Entirely this, yes. And they can offload at least 60% of the principals, too. We had an elementary principal who ran off her entire SPED staff in October last year.


Alarming_Award5575

we've had a good one. but I've heard about a lot of poor hiring decisions. ideology has ruined this place.


HighColonic

So is it official??? Can we 100% editorialize headlines on link posts? Unleash the hounds?


Alarming_Award5575

no. discussion.... but where this is smoke. As for editorializing and hounds, of course! its reddit.


HighColonic

OK - I got yelled at by a mod (name rhymes with "genital") for posting a headline and a link instead of choosing the Link/URL option . But if it works out for you, enjoy the experience!


Alarming_Award5575

go figure. the god's of reddit are cruel and unpredictable. I was short flair.


HighColonic

They are fickle immortals. But if you're never going to die, I guess rule #1 will always be "Keep things interesting"


Frottage-Cheese-7750

>They are fickle immor~~t~~als


Rumbletrunks

Generally don’t agree with y’all but 100% this should be happening


HighColonic

>y'all


Alarming_Award5575

you know ... I've been thinking about this a lot. I think we should just shut down headquarters instead. They can all work via zoom indefinitely. It won't affect performance one bit.


HeyAQ

I have been there dozens of times and never seen more than 3 people in the building and a nearly empty parking lot.


Alarming_Award5575

that's hilarious. They really should shut it down.

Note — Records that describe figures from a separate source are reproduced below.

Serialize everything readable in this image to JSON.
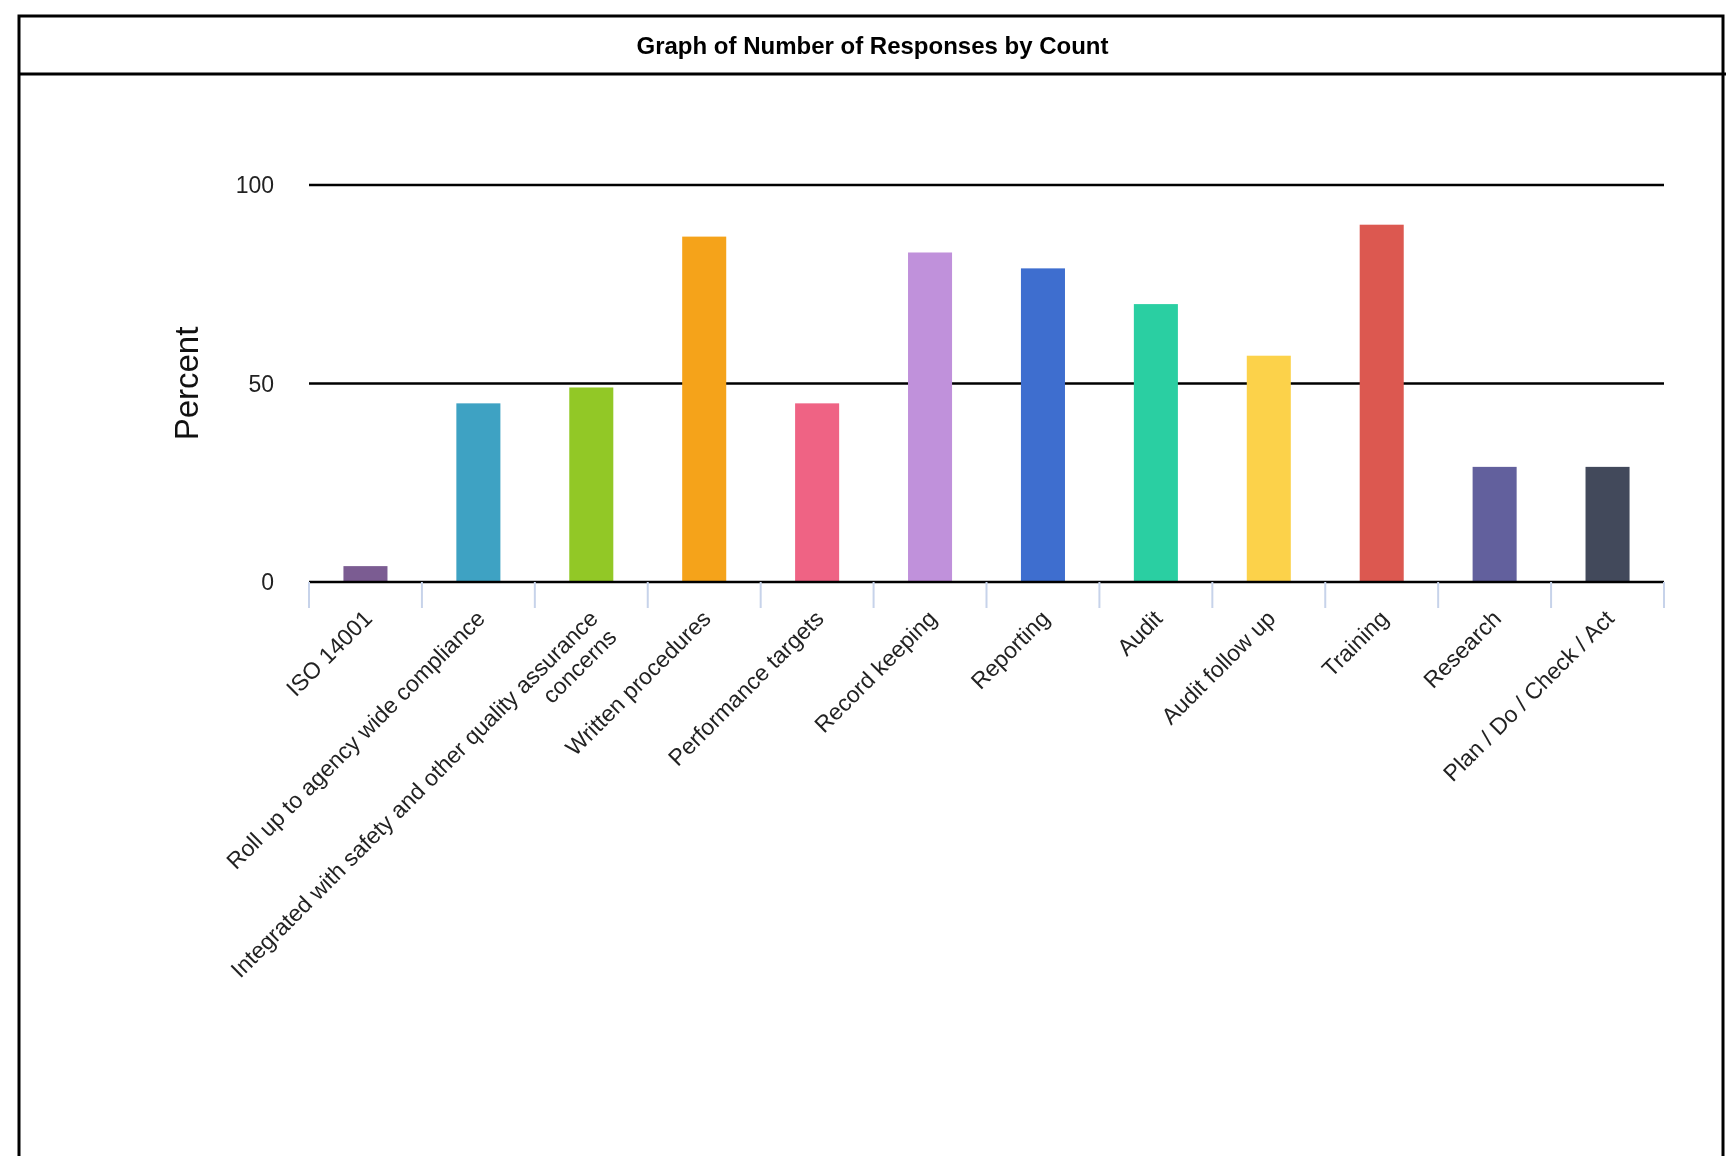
{
  "chart_data": {
    "type": "bar",
    "title": "Graph of Number of Responses by Count",
    "ylabel": "Percent",
    "categories": [
      "ISO 14001",
      "Roll up to agency wide compliance",
      "Integrated with safety and other quality assurance concerns",
      "Written procedures",
      "Performance targets",
      "Record keeping",
      "Reporting",
      "Audit",
      "Audit follow up",
      "Training",
      "Research",
      "Plan / Do / Check / Act"
    ],
    "values": [
      4,
      45,
      49,
      87,
      45,
      83,
      79,
      70,
      57,
      90,
      29,
      29
    ],
    "colors": [
      "#7b5c92",
      "#3ea2c3",
      "#92c826",
      "#f5a31a",
      "#ef6384",
      "#c091db",
      "#3e6ecf",
      "#2acfa2",
      "#fcd24a",
      "#dc5850",
      "#62609d",
      "#42495b"
    ],
    "ylim": [
      0,
      100
    ],
    "yticks": [
      0,
      50,
      100
    ],
    "grid": "y"
  }
}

What a bunch of parasites.


Just_here_4_GAFS

Best I can do is a new post-overdose hangout spot for junkies.


Alarming_Award5575

we do need those


Just_here_4_GAFS

We have them, they're called "treatment facilities."


SimonaMaria8

You’re ill-informed—we don’t have nearly enough of them. People who desperately want to get into treatment can’t.


Just_here_4_GAFS

Then build more but don't take money away from children and schools.


OriginalJuice839

But administrators are real people, with real lives. Can't we think of the impact to them?


FlowOrganic5272

Maybe. Need more story reading by trans teachers?


Alarming_Award5575

are the in drag or dressed all cissy?


Fair-Doughnut3000

Every idiot who calls to fire administrators would propose the exact same plan if they were responsible for the budget. It's a demographic and thus revenue issue. AI is going to transform education anyway so this is all a lot of hand wringing. Now in my Socialist Dreamland, I would have the Feds keep these buildings open and staff them with a federal army of social workers and other health/mental health professionals but alas.....


Alarming_Award5575

man oh man I'm glad that's a dreamland. Asylums in the middle of residential neighborhoods. The idiot on this thread might be you.


Fair-Doughnut3000

The schools do this already but are understaffed. You know nothing.